Çanakkale cephesine gitmek üzere yola çıkmak için Turhal askerlik şubesinden çanta ve kıyafetlerini alır ve trenle Balıkesir’e doğru yola revan olurlar. Yolda iken, gelen bir habere göre Kars Cephesi sıkışmıştır ve Kazım Karabekir Paşa’ya yardıma gitmek üzere geri dönerler. Lakin bu sefer trenle değil yayan olarak gitmek mecburiyetindedirler. “Vatan sevgisi imandandır” düsturunca, ya Allah bismillah diyip tekrar yola revan olurlar. Kars’a neredeyse varacakken gelen habere göre Kars Cephesi düşmüştür ve gelen emir: geri dönün… Aradan aylar geçer ve tümen hala yaya bir şekilde ilerlemektedir. İstikamet garp! Yol güzergahında Apo Dede’nin aylardır görmediği memleketi Tokat da vardır. Memleket hasreti ciğerini yakar Apo Dede’nin. Anası, babası, gardaşları burnunda tütmektedir. Gardaşları da kendisiyle beraber askere çağırılmıştır. O zamanlarda Necip Köyündeki erkeklerin hemen hepsi cephededir. 15 yaşına kadar tüm erkekler vatan müdafaası için, İslam’ın kalesini müdafaa için cihada gitmiştir... Belki kimi çoktan şehit olmuştur, kimi gazi kalmıştır. Ama aylardır kimsenin kimseden haberi yoktur. Apo Dede’nin tümeni Tokat’a varmıştır ve biraz ileride de memleketi vardır. Apo Dayı bir haber gönderir köye ki köyün altından geçerken belki anasını, eşi dostu bir ümit görür, bir nebze de olsa hasret giderir. Tümen istirahat halindedir. Apo Dede heyecanla ve ümitle beklemektedir. Saniyeler dakikaları kovalar, Apo Dede’nin heyecanı her saniye daha da artar. Kumandandan emir gelir ki istirahat vakti bitmiştir. Şimdi hareket zamanıdır. Tümen harekete geçip yürüyüşe başlar. Yolun ilerisinde Apo Dede görür ki anası, akrabaları gelmiştir. Apo Dede o an bir mani döktürür:

Bir su içtim kovadan
Geçiyom Kazova’dan
Erenlere selam olsun
Unutmasınlar beni duadan.

Tümen kumandanı bu maniyi duymuştur. “Tümen dur!” Kimdi o maniyi okuyan?” Bizim Apo Dede bir adım yana çıkar. Kumandan sorar, ne demek istiyorsun evladım? Apo Dede izah eder maniyi:

– Kumandanım burası benim memleketimdir. Bu ovanın adı Kazova’dır. Şurada bir kova vardı, oradan bir su içtim. (Ecdad eskiden büyük büyük taşlardan kovalar yaparmış. Yağmur suyu burada birikirmiş ve tarlaya giden gelen, yola revan olanlar, kurt, kuş, börtü böcek nasiplenirmiş bu sudan. Eskilerin nimete gösterdiği ihtimamın zerresi bizde olsa keşke... Bakınız efendim, Türkiye’nın gıda israfında dünyada kaçıncı olduğuna…Bakınız efendim yılda kaç milyar ekmeğin çöpe atıldığına… Neyse biz hikayemize dönelim.) Apo Dede devam eder izaha:

– Şu gördükleriniz ise benim erenlerimdir: Anam, bacılarım, akrabalarım…

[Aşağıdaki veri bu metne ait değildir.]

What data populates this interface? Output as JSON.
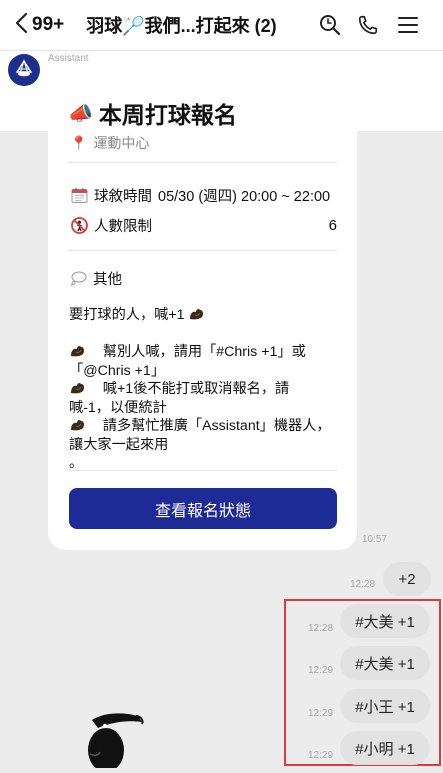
{
  "header": {
    "back_count": "99+",
    "title": "羽球🏸我們...打起來 (2)",
    "icons": [
      "back-chevron-icon",
      "search-icon",
      "phone-icon",
      "menu-icon"
    ]
  },
  "sender": {
    "name": "Assistant"
  },
  "card": {
    "title_emoji": "📣",
    "title": "本周打球報名",
    "location_emoji": "📍",
    "location": "運動中心",
    "time_label": "球敘時間",
    "time_value": "05/30 (週四) 20:00 ~ 22:00",
    "limit_label": "人數限制",
    "limit_value": "6",
    "other_label": "其他",
    "line1": "要打球的人，喊+1",
    "line2a": "幫別人喊，請用「#Chris +1」或",
    "line2b": "「@Chris +1」",
    "line3a": "喊+1後不能打或取消報名，請",
    "line3b": "喊-1，以便統計",
    "line4a": "請多幫忙推廣「Assistant」機器人，",
    "line4b": "讓大家一起來用",
    "line4c": "。",
    "button_label": "查看報名狀態",
    "time": "10:57"
  },
  "messages": [
    {
      "time": "12:28",
      "text": "+2"
    },
    {
      "time": "12:28",
      "text": "#大美 +1"
    },
    {
      "time": "12:29",
      "text": "#大美 +1"
    },
    {
      "time": "12:29",
      "text": "#小王 +1"
    },
    {
      "time": "12:29",
      "text": "#小明 +1"
    }
  ],
  "colors": {
    "accent_button": "#1e2a96",
    "highlight_box": "#e53939",
    "chat_background": "#ececec",
    "bubble": "#e2e2e2"
  }
}
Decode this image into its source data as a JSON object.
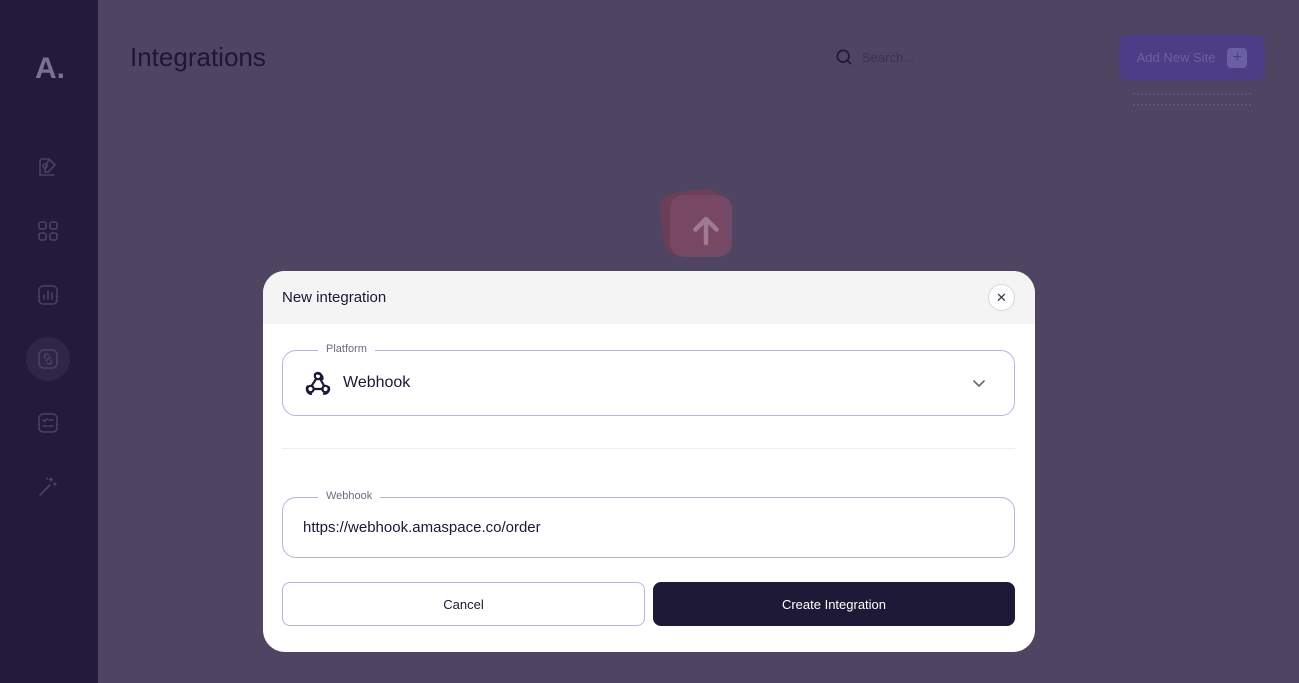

Kumandan Apo Dede’ye izin verir. Git hasret gider de gel, der. Apo Dede erenlerinin yanına varır. Bir güzel hasret giderir. Gidermesine giderir de tekrar yola revan olacaktır, bu kadarcıkla hasret giderilir mi? Apo Dede özlemini, hasretini tekrar heybesine koyar ve tümene katılır.

Tümen Çanakkale’ye doğru istikamet alır. Dağlar, tepeler aşılır, ırmaklardan geçilir nihayetinde varılır cepheye. Varmasına varılır da savaş bitmiş… Binlerce can, imanla, aşkla cihat etmiş; keferenin geçmesine izin vermemiştir. Binlerce can toprak olmuştur, her yerde kan kırmızı güller açmıştır.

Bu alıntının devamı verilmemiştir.